Walther M, Chomej P, Kriegelstein S, Altenberger S, Röser A
Zentrum für Fuß- und Sprunggelenkchirurgie, Schön Klinik München Harlaching - FIFA Medical Centre, Harlachinger Straße 51, 81547, München, Deutschland.
St. Elisabeth-Krankenhaus Leipzig, Leipzig, Deutschland.
Oper Orthop Traumatol. 2018 Jun;30(3):161-170. doi: 10.1007/s00064-018-0543-y. Epub 2018 Apr 25.
Treatment of hallux rigidus by minimally invasive resection of the dorsal osteophytes, synovectomy and resection of the dorsal part of the metatarsal head.
Hallux rigidus grades II and III CONTRAINDICATIONS: End-stage osteoarthritis of the first metatarsophalangeal joint with beginning ankylosis.
Osteophytes around the metatarsophalangeal joint are removed using a 1 cm incision dorsomedial, approximately 3 cm proximal of the joint space. The dorsal third of the metatarsal head is resected with a burr to improve dorsiflexion. The extent of bone resection is checked with an image intensifier. Loose bone fragments removed with a rangeur. An arthroscopy can be performed to check the completeness of bone resection, the irrigation of the joint and, if needed, to extend the synovectomy.
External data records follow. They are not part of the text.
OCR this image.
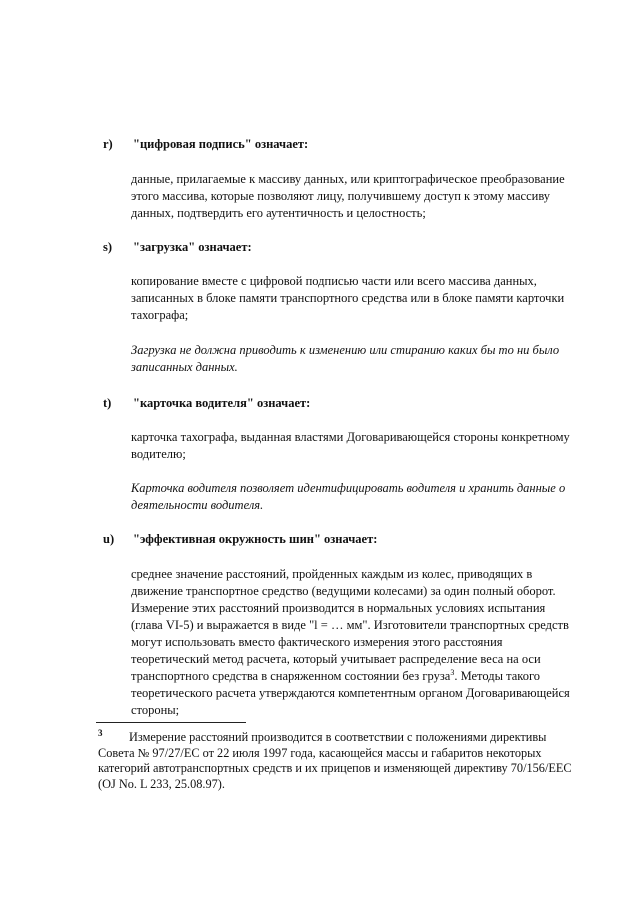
r) "цифровая подпись" означает:
данные, прилагаемые к массиву данных, или криптографическое преобразование этого массива, которые позволяют лицу, получившему доступ к этому массиву данных, подтвердить его аутентичность и целостность;
s) "загрузка" означает:
копирование вместе с цифровой подписью части или всего массива данных, записанных в блоке памяти транспортного средства или в блоке памяти карточки тахографа;
Загрузка не должна приводить к изменению или стиранию каких бы то ни было записанных данных.
t) "карточка водителя" означает:
карточка тахографа, выданная властями Договаривающейся стороны конкретному водителю;
Карточка водителя позволяет идентифицировать водителя и хранить данные о деятельности водителя.
u) "эффективная окружность шин" означает:
среднее значение расстояний, пройденных каждым из колес, приводящих в движение транспортное средство (ведущими колесами) за один полный оборот. Измерение этих расстояний производится в нормальных условиях испытания (глава VI-5) и выражается в виде "l = … мм". Изготовители транспортных средств могут использовать вместо фактического измерения этого расстояния теоретический метод расчета, который учитывает распределение веса на оси транспортного средства в снаряженном состоянии без груза$^3$. Методы такого теоретического расчета утверждаются компетентным органом Договаривающейся стороны;
3	Измерение расстояний производится в соответствии с положениями директивы Совета № 97/27/ЕС от 22 июля 1997 года, касающейся массы и габаритов некоторых категорий автотранспортных средств и их прицепов и изменяющей директиву 70/156/ЕЕС (OJ No. L 233, 25.08.97).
Removal of the sutures after 2 weeks. Depending on pain, the patient can change from the postoperative shoe to a normal soft, comfortable and wide shoe after 1-2 weeks. Nonsteroidal drugs can be prescribed as needed. Active and passive mobilization of the metatarsophalangeal joint is also recommended.
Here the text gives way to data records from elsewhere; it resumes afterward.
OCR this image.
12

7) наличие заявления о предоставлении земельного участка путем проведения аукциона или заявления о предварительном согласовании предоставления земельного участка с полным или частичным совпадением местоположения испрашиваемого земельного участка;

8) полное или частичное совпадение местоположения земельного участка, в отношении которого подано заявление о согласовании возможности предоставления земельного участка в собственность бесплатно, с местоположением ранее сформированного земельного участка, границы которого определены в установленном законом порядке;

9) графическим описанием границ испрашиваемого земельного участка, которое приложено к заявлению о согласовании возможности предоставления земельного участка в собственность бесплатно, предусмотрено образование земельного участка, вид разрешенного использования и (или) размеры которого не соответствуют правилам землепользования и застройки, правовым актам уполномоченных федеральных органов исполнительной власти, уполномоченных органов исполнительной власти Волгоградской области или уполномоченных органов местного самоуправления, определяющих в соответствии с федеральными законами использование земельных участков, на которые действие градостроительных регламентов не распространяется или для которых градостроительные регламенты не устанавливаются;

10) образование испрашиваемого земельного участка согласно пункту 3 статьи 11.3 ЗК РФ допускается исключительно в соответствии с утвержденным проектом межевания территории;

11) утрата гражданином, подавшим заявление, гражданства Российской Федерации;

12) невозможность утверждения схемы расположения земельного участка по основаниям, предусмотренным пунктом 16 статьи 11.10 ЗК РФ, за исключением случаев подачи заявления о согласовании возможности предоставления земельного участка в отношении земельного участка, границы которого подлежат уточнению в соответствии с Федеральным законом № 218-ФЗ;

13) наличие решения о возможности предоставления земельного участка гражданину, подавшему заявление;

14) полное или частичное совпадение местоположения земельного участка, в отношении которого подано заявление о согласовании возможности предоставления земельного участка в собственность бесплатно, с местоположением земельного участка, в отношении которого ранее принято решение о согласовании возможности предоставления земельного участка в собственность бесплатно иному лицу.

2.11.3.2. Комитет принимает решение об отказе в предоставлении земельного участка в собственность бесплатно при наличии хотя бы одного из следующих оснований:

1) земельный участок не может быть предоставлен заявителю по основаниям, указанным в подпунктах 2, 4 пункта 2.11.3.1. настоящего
The technique allows a soft-tissue-preserving resection of the osteophytes and a partial resection of the metatarsal head. The main advantages are limited soft-tissue trauma and rapid rehabilitation. In all, 21 women and 17 men with hallux rigidus stages II and III (Vanore) underwent surgery. Minimum follow-up was 12 months. In 1 patient, injury of the extensor hallucis longus tendon was observed. Two patients underwent revision surgery. One patient was converted to a metatarsophalangeal fusion, while another patient received a resection arthroplasty. At the latest follow-up, the AOFAS (American Orthopaedic Foot & Ankle Society) score averaged 88.7 points.
通过微创切除背侧骨赘、滑膜切除术和切除跖骨头背侧部分来治疗僵硬性拇趾。
僵硬性拇趾II级和III级
第一跖趾关节终末期骨关节炎伴开始强直。
在关节间隙近端约3厘米处的背内侧做一个1厘米的切口,切除跖趾关节周围的骨赘。用磨钻切除跖骨头背侧三分之一以改善背屈。用影像增强器检查骨切除范围。用咬骨钳清除游离骨碎片。可进行关节镜检查以检查骨切除的完整性、关节冲洗情况,必要时扩大滑膜切除术范围。
2周后拆线。根据疼痛情况,患者可在1至2周后从术后鞋更换为正常的柔软、舒适且宽松的鞋子。根据需要可开具非甾体类药物。还建议对跖趾关节进行主动和被动活动。
该技术可对骨赘进行保留软组织的切除以及对跖骨头进行部分切除。主要优点是软组织创伤有限且康复迅速。共有21名女性和17名男性患有II级和III级(瓦诺雷)僵硬性拇趾并接受了手术。最短随访时间为12个月。观察到1例患者的拇长伸肌腱损伤。2例患者接受了翻修手术。1例患者转为跖趾关节融合术,而另1例患者接受了切除性关节成形术。在最近的随访中,美国矫形足踝协会(AOFAS)评分平均为88.7分。